Manchmal … oft … nein, fast immer ist man mit seinem Text nicht zufrieden. Also feilt man, kürzt, bessert nach. So wie ich beim Thema »Wahrheit und Wahrhaftigkeit in der Politik«:
Ich bin aufs höchste beunruhigt! Beunruhigt, wie respektlos mit dem Wähler und seinem Willen umgegangen wird. Täuscht ein Verkäufer über wesentliche Eigenschaften einer Ware, spricht man von arglistiger Täuschung, nicht etwa von »moderner Verkaufspolitik«. Anders nach Wahlen: Versprechen nicht einzuhalten sei »moderne Politik«, so Thüringens Ministerpräsident Mario Voigt. Aha, rechts blinken, links abbiegen – das schafft Vertrauen!

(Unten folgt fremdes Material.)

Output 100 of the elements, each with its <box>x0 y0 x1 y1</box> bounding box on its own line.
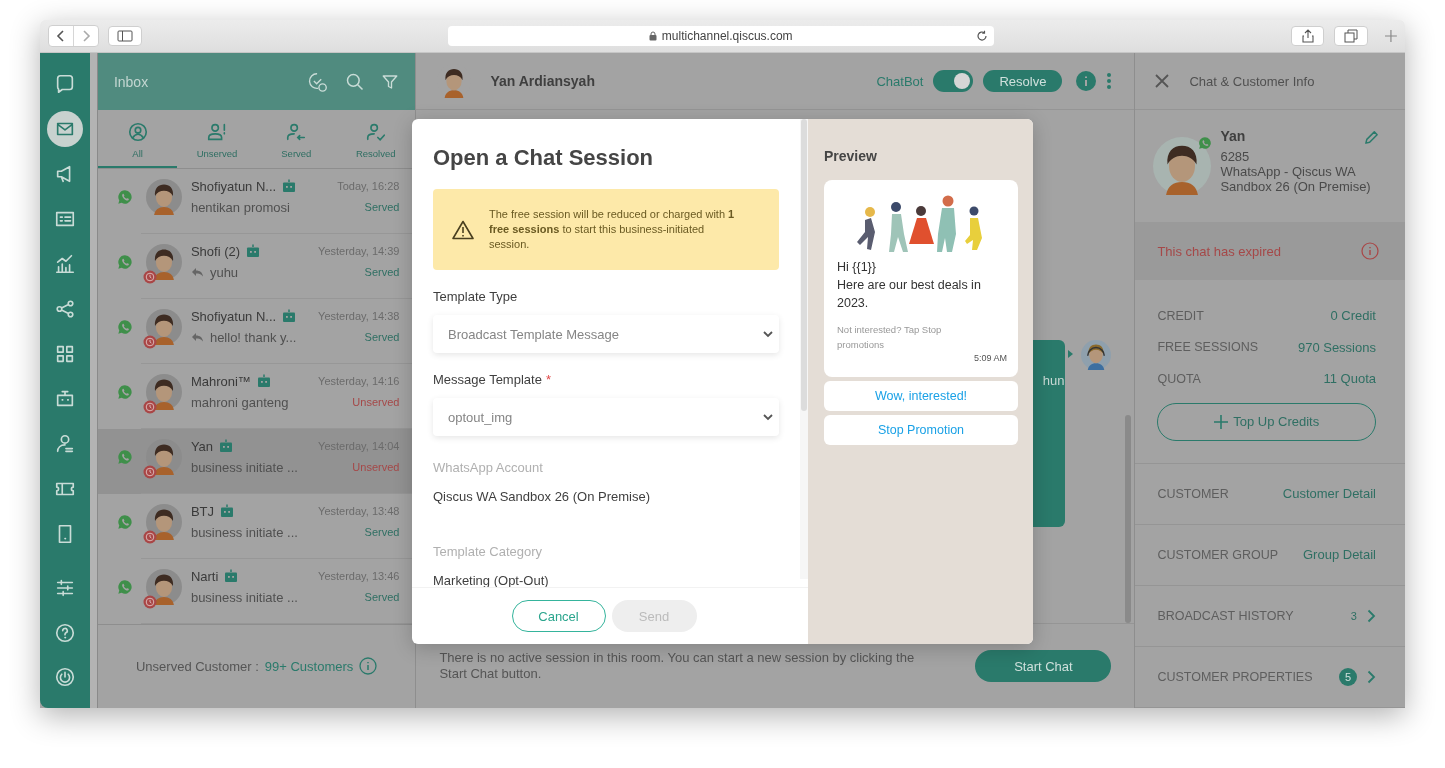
user-check-icon <box>364 121 387 143</box>
whatsapp-icon <box>116 513 133 530</box>
avatar <box>145 373 182 410</box>
contact-name: BTJ <box>190 503 215 519</box>
stat-value: 970 Sessions <box>1297 339 1376 355</box>
chatbot-toggle[interactable] <box>933 70 974 92</box>
share-icon <box>1301 29 1314 43</box>
status-label: Served <box>364 591 400 603</box>
status-label: Served <box>364 331 400 343</box>
message-preview: hentikan promosi <box>190 199 290 215</box>
field-label: Template Type <box>433 289 518 304</box>
info-icon[interactable] <box>1076 71 1097 91</box>
session-notice: There is no active session in this room. You can start a new session by clicking the Start Chat button. <box>439 650 916 682</box>
start-chat-button[interactable]: Start Chat <box>975 650 1112 682</box>
filter-tab[interactable]: Resolved <box>336 110 416 168</box>
status-label: Unserved <box>352 396 400 408</box>
field-label: Template Category <box>433 544 544 559</box>
new-tab-icon[interactable] <box>1385 30 1397 42</box>
warning-text: The free session will be reduced or charged with 1 free sessions to start this business-initiated session. <box>489 207 736 252</box>
unserved-count[interactable]: 99+ Customers <box>264 658 354 674</box>
template-dropdown[interactable]: Broadcast Template Message <box>433 315 779 353</box>
share-button[interactable] <box>1290 26 1325 46</box>
message-body: Here are our best deals in 2023. <box>837 277 982 312</box>
status-label: Served <box>364 526 400 538</box>
edit-icon[interactable] <box>1364 130 1379 145</box>
expired-message: This chat has expired <box>1157 243 1281 259</box>
sidebar-button[interactable] <box>108 26 142 46</box>
tabs-icon <box>1344 29 1359 43</box>
conversation-item[interactable]: Shofi (2) Yesterday, 14:39 yuhu Served <box>97 234 416 299</box>
conversation-item[interactable]: Shofiyatun N... Yesterday, 14:38 hello! thank y... Served <box>97 299 416 364</box>
check-chat-icon[interactable] <box>307 70 330 93</box>
whatsapp-icon <box>116 188 133 205</box>
contact-name: Yan <box>190 438 214 454</box>
tabs-button[interactable] <box>1334 26 1369 46</box>
message-preview: business initiate ... <box>190 524 298 540</box>
info-icon[interactable] <box>1361 242 1379 260</box>
avatar <box>145 308 182 345</box>
address-bar[interactable]: multichannel.qiscus.com <box>447 26 994 46</box>
avatar <box>145 243 182 280</box>
template-dropdown[interactable]: optout_img <box>433 398 779 436</box>
search-icon[interactable] <box>345 71 366 92</box>
whatsapp-icon <box>1198 136 1213 150</box>
nav-button[interactable] <box>46 110 83 147</box>
contact-name: Mahroni™ <box>190 373 251 389</box>
customer-channel: WhatsApp - Qiscus WA Sandbox 26 (On Premise) <box>1220 164 1372 194</box>
lock-icon <box>648 31 657 41</box>
required-mark: * <box>545 372 551 387</box>
section-label: CUSTOMER GROUP <box>1157 547 1280 562</box>
filter-tab[interactable]: Served <box>256 110 337 168</box>
warning-icon <box>452 219 474 240</box>
more-icon[interactable] <box>1106 72 1113 90</box>
message-time: Yesterday, 13:48 <box>318 505 400 517</box>
field-value: Marketing (Opt-Out) <box>433 573 550 587</box>
avatar <box>145 438 182 475</box>
message-footer: Not interested? Tap Stop promotions <box>837 322 977 352</box>
customer-phone: 6285 <box>1220 149 1250 164</box>
reload-icon[interactable] <box>975 30 988 42</box>
sent-arrow-icon <box>1068 350 1074 358</box>
stat-label: QUOTA <box>1157 371 1201 386</box>
plus-icon <box>1214 414 1229 429</box>
contact-name: Narti <box>190 568 219 584</box>
message-preview: mahroni ganteng <box>190 394 289 410</box>
cancel-button[interactable]: Cancel <box>511 600 606 632</box>
chevron-right-icon[interactable] <box>1367 669 1376 684</box>
message-preview: yuhu <box>209 264 239 280</box>
section-label: CUSTOMER PROPERTIES <box>1157 669 1314 684</box>
quick-reply-button[interactable]: Wow, interested! <box>824 381 1018 411</box>
stat-value: 0 Credit <box>1330 308 1376 324</box>
inbox-title: Inbox <box>113 73 150 90</box>
count-badge: 5 <box>1339 667 1357 686</box>
detail-link[interactable]: Customer Detail <box>1282 486 1376 501</box>
close-icon[interactable] <box>1155 74 1170 88</box>
filter-tab[interactable]: All <box>97 110 178 168</box>
unserved-label: Unserved Customer : <box>136 658 259 674</box>
chevron-right-icon[interactable] <box>1367 608 1376 623</box>
contact-name: Yan Ardiansyah <box>490 73 596 89</box>
detail-link[interactable]: Group Detail <box>1303 547 1376 562</box>
stat-value: 11 Quota <box>1323 371 1376 387</box>
whatsapp-icon <box>116 383 133 400</box>
section-label: CUSTOMER <box>1157 486 1230 501</box>
conversation-item[interactable]: Narti Yesterday, 13:46 business initiate ... Served <box>97 559 416 624</box>
share-icon <box>53 297 76 320</box>
resolve-button[interactable]: Resolve <box>983 70 1063 92</box>
chevron-down-icon <box>763 330 773 338</box>
status-label: Served <box>364 201 400 213</box>
filter-tab[interactable]: Unserved <box>177 110 257 168</box>
avatar <box>1153 137 1212 195</box>
power-icon <box>53 665 76 688</box>
whatsapp-icon <box>116 253 133 270</box>
avatar <box>145 568 182 605</box>
field-label: WhatsApp Account <box>433 460 544 475</box>
section-label: BROADCAST HISTORY <box>1157 608 1295 623</box>
quick-reply-button[interactable]: Stop Promotion <box>824 415 1018 445</box>
message-preview: business initiate ... <box>190 589 298 605</box>
info-icon[interactable] <box>359 657 378 675</box>
contact-name: Shofiyatun N... <box>190 178 277 194</box>
whatsapp-icon <box>116 448 133 465</box>
history-buttons[interactable] <box>48 25 99 47</box>
chart-icon <box>53 252 76 275</box>
message-greeting: Hi {{1}} <box>837 260 877 274</box>
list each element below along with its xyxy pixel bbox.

Verschlagen wie Winkeladvokaten änderten abgewählte Abgeordnete en passant und im neuen Deutschlandtempo mal so eben unser Grundgesetz. Auf der letzten Rille! Völlig legal – aber auch legitim? Angeblich fördert es die Demokratie, wenn man willfährigen NGOs Aufgaben überträgt, die ihnen nicht zukommen. Manches erinnert an unselige Zeiten: Bürger sollen Bürger denunzieren, sozusagen als systemtreue »Informelle Mitarbeiter«. Kein Wunder, dass Begriffe aufkommen wie »DDR 2.0«. Schwache Politik reagiert stets unduldsam auf unbequeme Kritik. Man droht mit einem »starkem Staat« – und der schießt inzwischen mit Kanonen auf Spatzen. In Redaktionen ist es inzwischen keine Frage nach dem Honorar: »Was kriegt man für einen politischen Witz?« Die Antwort lautet: »Sieben Monate auf Bewährung!« Es entsteht der Eindruck, die Politik wolle die Kontrolle über unser aller Meinungsbildung. Das alles muss einem Angst machen. Oder soll es gar?
Wahrheit, Wahrhaftigkeit – wo findet man sie noch? »Die Wahrheit is‘ auf’m Platz«, meinen Fußballexperten. Dort dauert es aber oft nur Minuten, schon reklamieren die einen: »Klarer Elfer!« während die anderen behaupten, dass eindeutig der Ball gespielt worden sei (ja, gut, auch ein bisschen Schienbein). Und derweil sich alle um »ihre« Wahrheit streiten, gibt der Schiri Abseits.
Es gibt die Wahrheit zur Unzeit, etwa als Galileo Galilei behauptete, die Erde bewege sich um die Sonne und nicht umgekehrt. Falsche Zeit – der Glaube herrschte noch über den Verstand. Bevor die Kirche ihm deswegen Feuer unter seinem Allerwertesten machte, ließ Galilei die Erde in Gottes Namen und wider besseres Wissen dann doch weiter das Zentrum des Universums sein. Aber sie bewegt sich doch – die Erde, nicht die Kirche.
Halbe Wahrheiten, sagt man, sind die schlimmste Form der Lüge. Wobei man sagen muss, dass Unwahrheit nicht gleich Lüge ist. Das Gegenteil von Wahrheit kann Lüge sein, muss aber nicht. Lügen tut nämlich nur, wer bewusst die Unwahrheit sagt. Macht man das unbewusst, ist man lediglich dämlich. Aber das ist nicht justiziabel. Wahrhaft ein Glück für Politiker. Obwohl, die sind sowieso immun.
Sollte man ihnen überhaupt trauen? Leider ist es nicht so wie in dem Witz: »Woran erkennt man, dass ein Politiker lügt?« – »Seine Lippen bewegen sich!« Karl Lauterbach – Sie erinnern sich, der mit den Corona-Papers – gestand ein, Wahrheit sei der politische Tod! Sind Politiker schon deshalb zur Lüge verdammt? Darf man uns Bürgern die Wahrheit zumuten oder muss man uns schonen? Schließlich war ich schon höchst irritiert, als man mir in der Hochzeitsnacht offenbarte, dass der Klapperstorch nicht die Kinder bringt!
Es gäbe noch viele Fragen zu Wahrheit, Moral, Anstand. Aber ernsthaft – Anstand, Moral? In der Politik? Zuviel Wahrhaftigkeit vertrüge man doch gar nicht! Oder?